Das kann ich so unter­schreiben. Ich war anfangs als Trainer sehr rigoros in meiner Hal­tung gegen­über Bou­le­vard­jour­na­listen und habe mich zu wenig kon­struktiv und sozi­al­ver­träg­lich gezeigt. Ich hatte da ein gewisses Feind­bild auf­ge­baut und nicht bedacht, dass diese Leute mit ganz anderen Mit­teln zurück­schlagen können. Außerdem muss ich zugeben, dass ich letzt­lich so viele böse Reporter gar nicht erlebt habe, die Geschichten erfinden oder ein­fach die Unwahr­heit schreiben. Das gab es zwar, aber die meisten Jour­na­listen füllen ihren Job letzt­lich ver­nünftig und ehren­voll aus. Im Laufe der Jahre bin ich immer ent­spannter damit umge­gangen. Zumal ich ver­standen habe, dass der Fuß­ball ohne die Medien nicht über­leben kann.

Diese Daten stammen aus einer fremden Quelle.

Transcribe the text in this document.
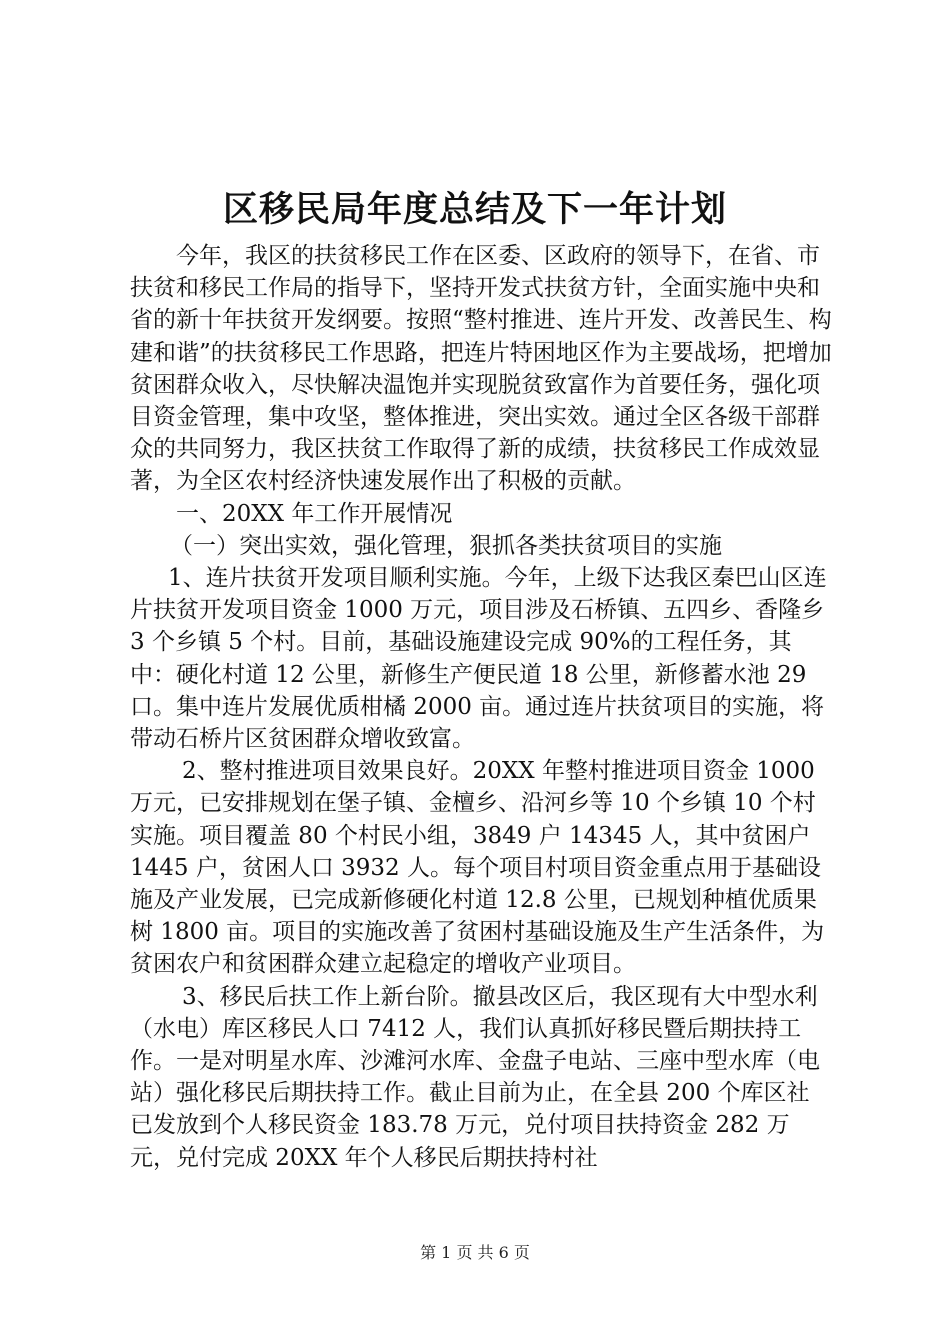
区移民局年度总结及下一年计划

今年，我区的扶贫移民工作在区委、区政府的领导下，在省、市扶贫和移民工作局的指导下，坚持开发式扶贫方针，全面实施中央和省的新十年扶贫开发纲要。按照“整村推进、连片开发、改善民生、构建和谐”的扶贫移民工作思路，把连片特困地区作为主要战场，把增加贫困群众收入，尽快解决温饱并实现脱贫致富作为首要任务，强化项目资金管理，集中攻坚，整体推进，突出实效。通过全区各级干部群众的共同努力，我区扶贫工作取得了新的成绩，扶贫移民工作成效显著，为全区农村经济快速发展作出了积极的贡献。

一、20XX 年工作开展情况

（一）突出实效，强化管理，狠抓各类扶贫项目的实施

1、连片扶贫开发项目顺利实施。今年，上级下达我区秦巴山区连片扶贫开发项目资金 1000 万元，项目涉及石桥镇、五四乡、香隆乡 3 个乡镇 5 个村。目前，基础设施建设完成 90%的工程任务，其中：硬化村道 12 公里，新修生产便民道 18 公里，新修蓄水池 29 口。集中连片发展优质柑橘 2000 亩。通过连片扶贫项目的实施，将带动石桥片区贫困群众增收致富。

2、整村推进项目效果良好。20XX 年整村推进项目资金 1000 万元，已安排规划在堡子镇、金檀乡、沿河乡等 10 个乡镇 10 个村实施。项目覆盖 80 个村民小组，3849 户 14345 人，其中贫困户 1445 户，贫困人口 3932 人。每个项目村项目资金重点用于基础设施及产业发展，已完成新修硬化村道 12.8 公里，已规划种植优质果树 1800 亩。项目的实施改善了贫困村基础设施及生产生活条件，为贫困农户和贫困群众建立起稳定的增收产业项目。

3、移民后扶工作上新台阶。撤县改区后，我区现有大中型水利（水电）库区移民人口 7412 人，我们认真抓好移民暨后期扶持工作。一是对明星水库、沙滩河水库、金盘子电站、三座中型水库（电站）强化移民后期扶持工作。截止目前为止，在全县 200 个库区社已发放到个人移民资金 183.78 万元，兑付项目扶持资金 282 万元，兑付完成 20XX 年个人移民后期扶持村社

第 1 页 共 6 页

Ich habe in der letzten Saison in Nürn­berg Head­lines über mich lesen müssen, dass ich ein Stink­stiefel“ oder ein Mie­se­peter“ sei. Das stimmt genauso wenig wie das öffent­liche Bild von Ihnen als ver­bis­senem Trainer. Ich habe Sie näm­lich immer als beson­ders humor­voll erlebt. Haben solche fal­schen Kate­go­ri­sie­rungen dazu bei­getragen, dass Sie in Deutsch­land schon länger keinen Job mehr bekommen haben?
Das ist durchaus mög­lich. Von vielen Leuten, die in der Öffent­lich­keit stehen, werden sowieso völlig ver­quere und ober­fläch­liche Bilder gezeichnet. Und im Internet-Zeit­alter über­leben sie auch noch ewig. Aller­dings sehe ich ein grö­ßeres Pro­blem darin, dass viele Ver­eins­ver­ant­wort­liche, die letzt­lich die Ent­schei­dungen treffen, dafür gar nicht die nötige Kom­pe­tenz haben. Da sitzen dann Ver­treter von Spon­soren im Auf­sichtsrat und ent­scheiden über einen Trainer, das passt oft nicht.